As the recent tragedy at Lampedusa, Italy illustrates, our legal systems often as good as murder people — people whose lives are so full of suffering that they willingly risk death to immigrate to our jails. We force people to choose between dying in sweatshops or dying at the hands of our border patrols. As some Syrians trying to flee chemical warfare are learning first-hand today, our ostensibly humane laws declare that it is better to force people to be gassed by a dictator than to let them try to make ends meet in our countries. How is any of this not radical? How is it not frightening that we supposedly have to resort to these measures to make the world safe for “civilisation”?
Are we truly happy and safe today because our border guards force Bangladeshis to die in sweatshops and Syrians to suffocate under clouds of sarin? Yes, inasmuch as today’s policies are inefficient and inhumane, the right solution isn’t tearing down every guard post and every border fence in the world within the next 24 hours. But beginning to think about a good alternative to closed borders consistent with both security and dignity is surely a moral imperative. I don’t think any of us want to live in a world that has to destroy human rights in order to preserve them. The problem with the traditional liberal approach towards immigration reform is that, implicitly or explicitly, it embraces closed borders. It might want to open them a little, but it has no sound reasoning (other than “this feels right, I guess”) for picking a trade off point between open and closed borders.
Open borders matters because it is the only paradigm that rejects the fallacious and unethical presumptions of closed borders, and the only paradigm that provides a sound moral basis for moving towards liberal immigration policies in the first place. Open borders presumes a right to move, one that can be overridden as necessary. Closed borders presumes a total ban on movement, one that can be overridden as necessary — a ban nevertheless so strong, it has to be enforced by punishments that destroy mutual employment, family, and community relationships; punishments that sometimes result in the taking of human life. Tyler may well draw a different line than I, or many others, do about what sorts of immigration restrictions are necessary. But I believe we are all on the same page: that people should be free to move, and that this right should only be denied when clearly necessary.

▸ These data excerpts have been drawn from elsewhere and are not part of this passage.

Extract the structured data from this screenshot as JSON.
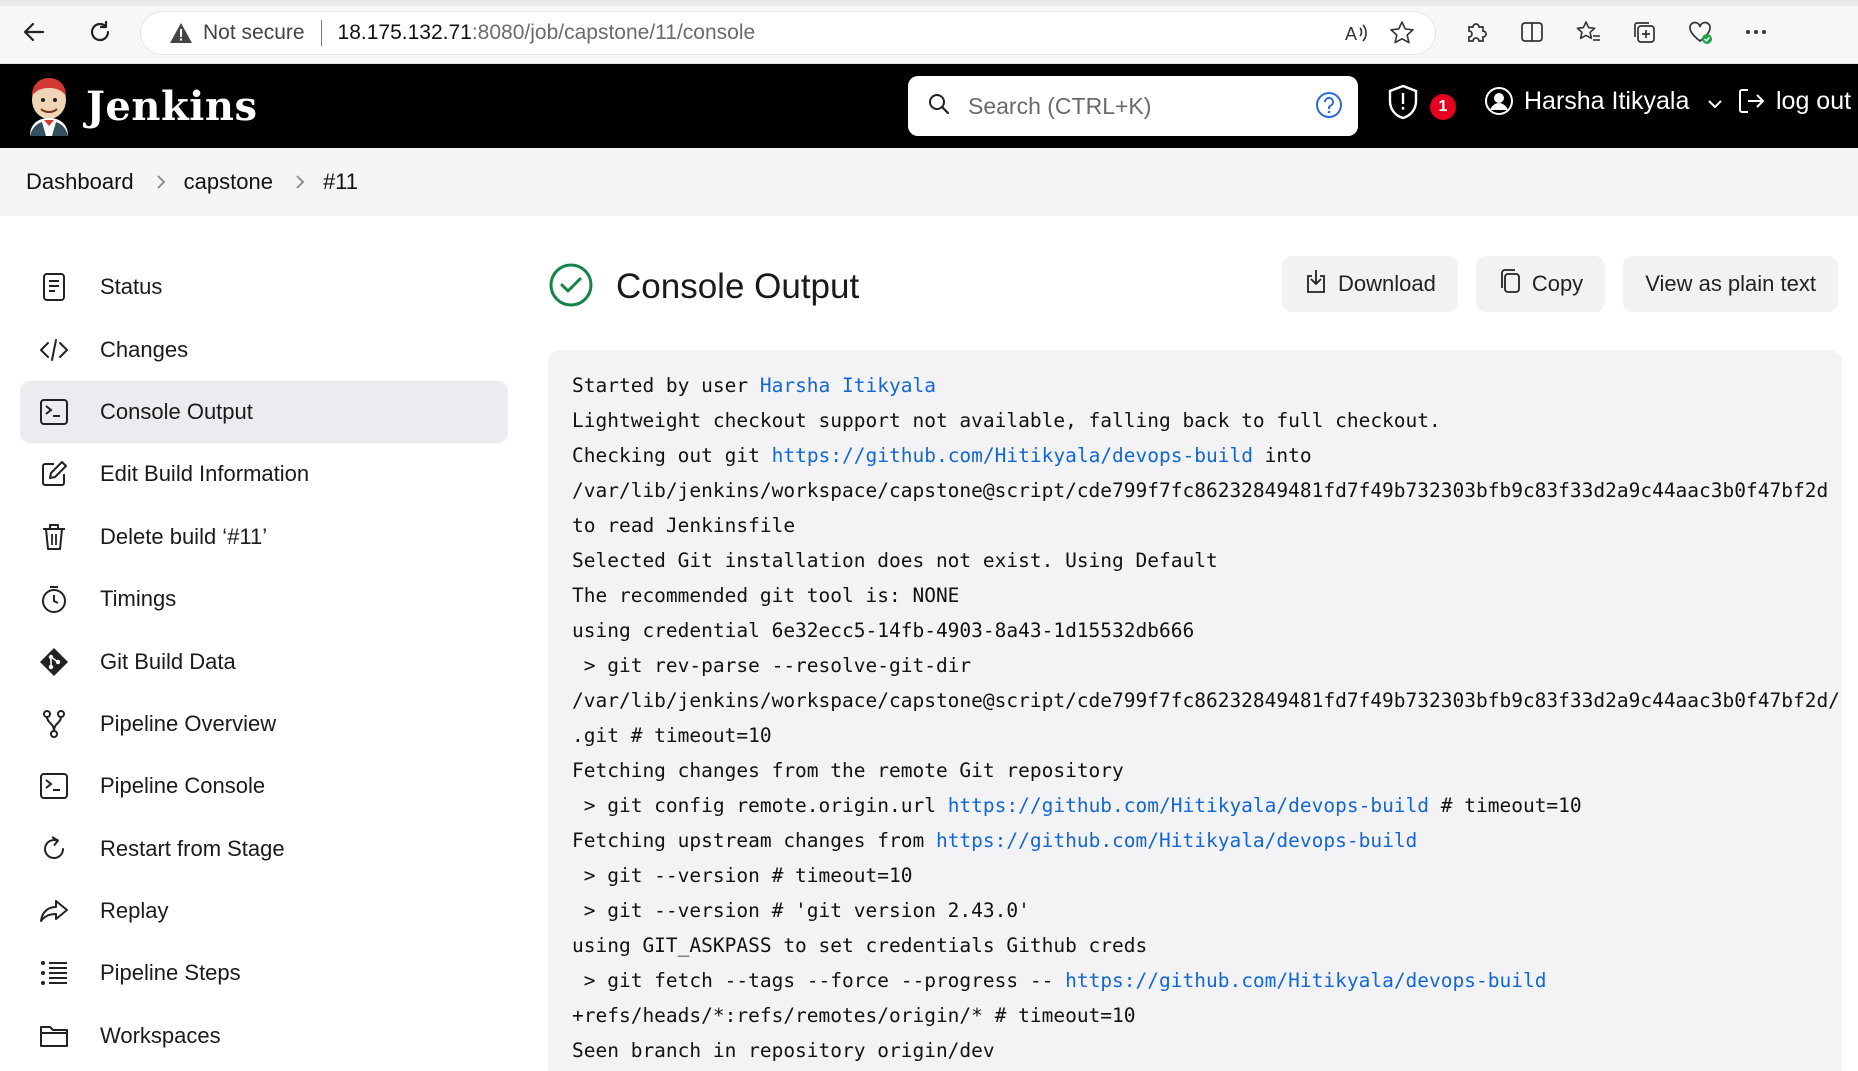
{
  "browser": {
    "security_label": "Not secure",
    "url_host": "18.175.132.71",
    "url_path": ":8080/job/capstone/11/console"
  },
  "header": {
    "brand": "Jenkins",
    "search_placeholder": "Search (CTRL+K)",
    "security_badge_count": "1",
    "user_name": "Harsha Itikyala",
    "logout_label": "log out"
  },
  "breadcrumb": [
    "Dashboard",
    "capstone",
    "#11"
  ],
  "sidebar": {
    "items": [
      {
        "label": "Status",
        "icon": "status-icon"
      },
      {
        "label": "Changes",
        "icon": "code-icon"
      },
      {
        "label": "Console Output",
        "icon": "terminal-icon",
        "active": true
      },
      {
        "label": "Edit Build Information",
        "icon": "edit-icon"
      },
      {
        "label": "Delete build ‘#11’",
        "icon": "trash-icon"
      },
      {
        "label": "Timings",
        "icon": "stopwatch-icon"
      },
      {
        "label": "Git Build Data",
        "icon": "git-icon"
      },
      {
        "label": "Pipeline Overview",
        "icon": "branch-icon"
      },
      {
        "label": "Pipeline Console",
        "icon": "terminal-icon"
      },
      {
        "label": "Restart from Stage",
        "icon": "restart-icon"
      },
      {
        "label": "Replay",
        "icon": "replay-icon"
      },
      {
        "label": "Pipeline Steps",
        "icon": "list-icon"
      },
      {
        "label": "Workspaces",
        "icon": "folder-icon"
      }
    ]
  },
  "main": {
    "title": "Console Output",
    "download_label": "Download",
    "copy_label": "Copy",
    "plain_label": "View as plain text"
  },
  "console": {
    "lines": [
      [
        {
          "t": "Started by user "
        },
        {
          "t": "Harsha Itikyala",
          "link": true
        }
      ],
      [
        {
          "t": "Lightweight checkout support not available, falling back to full checkout."
        }
      ],
      [
        {
          "t": "Checking out git "
        },
        {
          "t": "https://github.com/Hitikyala/devops-build",
          "link": true
        },
        {
          "t": " into"
        }
      ],
      [
        {
          "t": "/var/lib/jenkins/workspace/capstone@script/cde799f7fc86232849481fd7f49b732303bfb9c83f33d2a9c44aac3b0f47bf2d"
        }
      ],
      [
        {
          "t": "to read Jenkinsfile"
        }
      ],
      [
        {
          "t": "Selected Git installation does not exist. Using Default"
        }
      ],
      [
        {
          "t": "The recommended git tool is: NONE"
        }
      ],
      [
        {
          "t": "using credential 6e32ecc5-14fb-4903-8a43-1d15532db666"
        }
      ],
      [
        {
          "t": " > git rev-parse --resolve-git-dir"
        }
      ],
      [
        {
          "t": "/var/lib/jenkins/workspace/capstone@script/cde799f7fc86232849481fd7f49b732303bfb9c83f33d2a9c44aac3b0f47bf2d/"
        }
      ],
      [
        {
          "t": ".git # timeout=10"
        }
      ],
      [
        {
          "t": "Fetching changes from the remote Git repository"
        }
      ],
      [
        {
          "t": " > git config remote.origin.url "
        },
        {
          "t": "https://github.com/Hitikyala/devops-build",
          "link": true
        },
        {
          "t": " # timeout=10"
        }
      ],
      [
        {
          "t": "Fetching upstream changes from "
        },
        {
          "t": "https://github.com/Hitikyala/devops-build",
          "link": true
        }
      ],
      [
        {
          "t": " > git --version # timeout=10"
        }
      ],
      [
        {
          "t": " > git --version # 'git version 2.43.0'"
        }
      ],
      [
        {
          "t": "using GIT_ASKPASS to set credentials Github creds"
        }
      ],
      [
        {
          "t": " > git fetch --tags --force --progress -- "
        },
        {
          "t": "https://github.com/Hitikyala/devops-build",
          "link": true
        }
      ],
      [
        {
          "t": "+refs/heads/*:refs/remotes/origin/* # timeout=10"
        }
      ],
      [
        {
          "t": "Seen branch in repository origin/dev"
        }
      ]
    ]
  }
}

Defenders of the status quo ban essentially assert that a fascist totalitarian regime which kills unarmed civilians is the only way to preserve civilisation and safeguard people’s lives and property. Maybe they think our policies should kill slightly fewer people per year, but they otherwise are comfortable with the status quo as it is. Baldly saying ,”We need to open the borders”, forces a rethink of how readily we can accept the status quo. We know there’s a problem today, a problem that costs the human race thousands of lives and billions of dollars every year. Have we truly explored every possible alternative to the totalitarian border regime we have today?
Writing off open borders as an unattainable goal without exploring all avenues we have to get there I think amounts to saying “It is just and right that we force people to die under a cloud of poison gas or in a sweatshop’s fiery inferno, because that is an appropriate punishment for daring to be born in the wrong country.” Sure, that’s a strawman, since no reasonable person wants to sign on to that trade-off. But that trade-off is exactly the one our governments make in our name every damn day, and it’s a trade-off they’re making based far more on “scary” prejudices than it is on any evidence or fact. Opening the borders is the only way we can put an end to the unholy, inhumane slaughter of innocents — the slaughter of slightly less fortunate people who, same as you and me, just want a better life for themselves and their family. Before we reject open borders, and say there’s nothing we can do to stop the killing and dying, let’s at least be sure we’ve covered all our bases.